J. Lowe, por sua vez, nos oferece ferramentas mais analíticas. Em sua
ontologia, ele propõe quatro categorias: substâncias, atributos, modos e
universais. Uma pessoa é uma substância, dotada de atributos (como
inteligência), modos (como ser introvertido num certo momento da vida), e
relação com universais (como a justiça ou a coragem).
Para
Lowe, a identidade pessoal não se confunde com a essência, e tampouco
com os atributos passageiros. Um sujeito pode ser, num período da vida,
corajoso, mas não ter a coragem como parte de sua essência. Ainda assim,
naquele intervalo, a coragem se manifesta como se fosse uma verdade absoluta.
É
aqui que encontramos o espaço para o “intrínseco temporário”: aquilo que, por
um tempo, participa da essência, sem fazer parte dela. Uma espécie de modo
existencial intenso que parece definidor, mas é apenas um episódio
profundamente enraizado — como uma tatuagem que desaparece.
Intrínseco,
mas não essencial
Ao
unir Lewis e Lowe, podemos afirmar: o “intrínseco temporário” é um modo de
ser que se aloja profundamente na identidade, mas não a define para sempre.

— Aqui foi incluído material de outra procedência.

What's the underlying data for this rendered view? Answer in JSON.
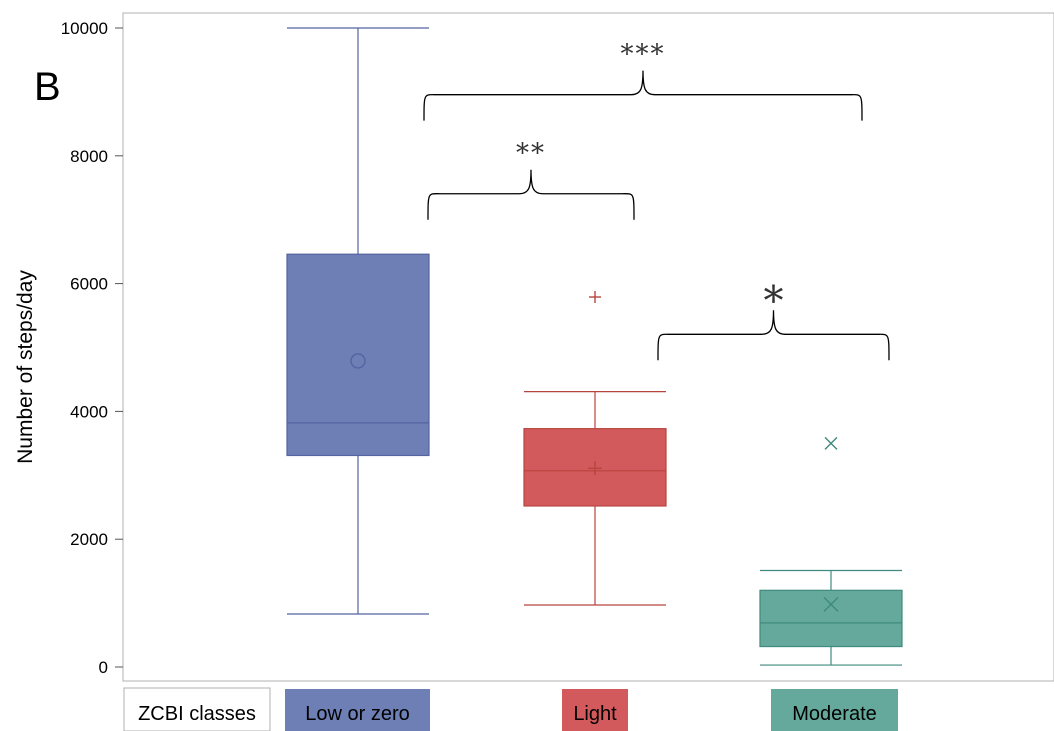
{
  "chart_data": {
    "type": "box",
    "panel_label": "B",
    "ylabel": "Number of steps/day",
    "ylim": [
      0,
      10000
    ],
    "yticks": [
      0,
      2000,
      4000,
      6000,
      8000,
      10000
    ],
    "grid": false,
    "legend": {
      "title": "ZCBI classes",
      "placement": "bottom",
      "entries": [
        "Low or zero",
        "Light",
        "Moderate"
      ]
    },
    "series": [
      {
        "name": "Low or zero",
        "color": "#6d7fb5",
        "edge": "#5563a0",
        "whisker_low": 830,
        "q1": 3310,
        "median": 3820,
        "q3": 6460,
        "whisker_high": 10000,
        "mean": 4790,
        "mean_marker": "circle",
        "outliers": []
      },
      {
        "name": "Light",
        "color": "#d35a5c",
        "edge": "#b8443f",
        "whisker_low": 970,
        "q1": 2520,
        "median": 3070,
        "q3": 3730,
        "whisker_high": 4310,
        "mean": 3110,
        "mean_marker": "plus",
        "outliers": [
          5790
        ]
      },
      {
        "name": "Moderate",
        "color": "#65a89c",
        "edge": "#3f8a7e",
        "whisker_low": 30,
        "q1": 320,
        "median": 690,
        "q3": 1200,
        "whisker_high": 1510,
        "mean": 980,
        "mean_marker": "x",
        "outliers": [
          3500
        ]
      }
    ],
    "annotations": [
      {
        "label": "***",
        "from": "Low or zero",
        "to": "Moderate",
        "y": 8800
      },
      {
        "label": "**",
        "from": "Low or zero",
        "to": "Light",
        "y": 7250
      },
      {
        "label": "*",
        "from": "Light",
        "to": "Moderate",
        "y": 5050
      }
    ]
  }
}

É um estado que vem de dentro, mas não é o centro. Ele revela, mas não fixa.
Como se certas experiências tivessem a capacidade de ficar essenciais
por um tempo, antes de se dissolverem na continuidade do ser.
Não
é que elas não tenham importância — pelo contrário, talvez sejam as que mais
nos transformam. Elas atuam como pontes entre o efêmero e o eterno,
entre o modo e a substância, entre o sentimento e a vocação. E podem nos
preparar para compreender aquilo que, no fundo, deveria ser intrínseco e
eterno.
A
alma em transição
O
conceito de “intrínseco temporário” pode parecer contraditório à primeira
vista. Mas talvez ele seja o melhor retrato da condição humana: somos seres
em formação, com breves moradas do eterno dentro do transitório.
Lewis
nos lembra da necessidade de ancorar nosso ser num bem permanente. Lowe nos
ajuda a ver que a identidade é complexa, feita de camadas que se revelam e se
esvaem. Entre os dois, emerge a figura da alma em transição — moldada por
paixões, marcada por dores, aberta ao que é maior que ela.
Ser,
afinal, talvez seja isso: viver estados que parecem essenciais, apenas para
descobrir, mais tarde, que nos preparavam para o que realmente é.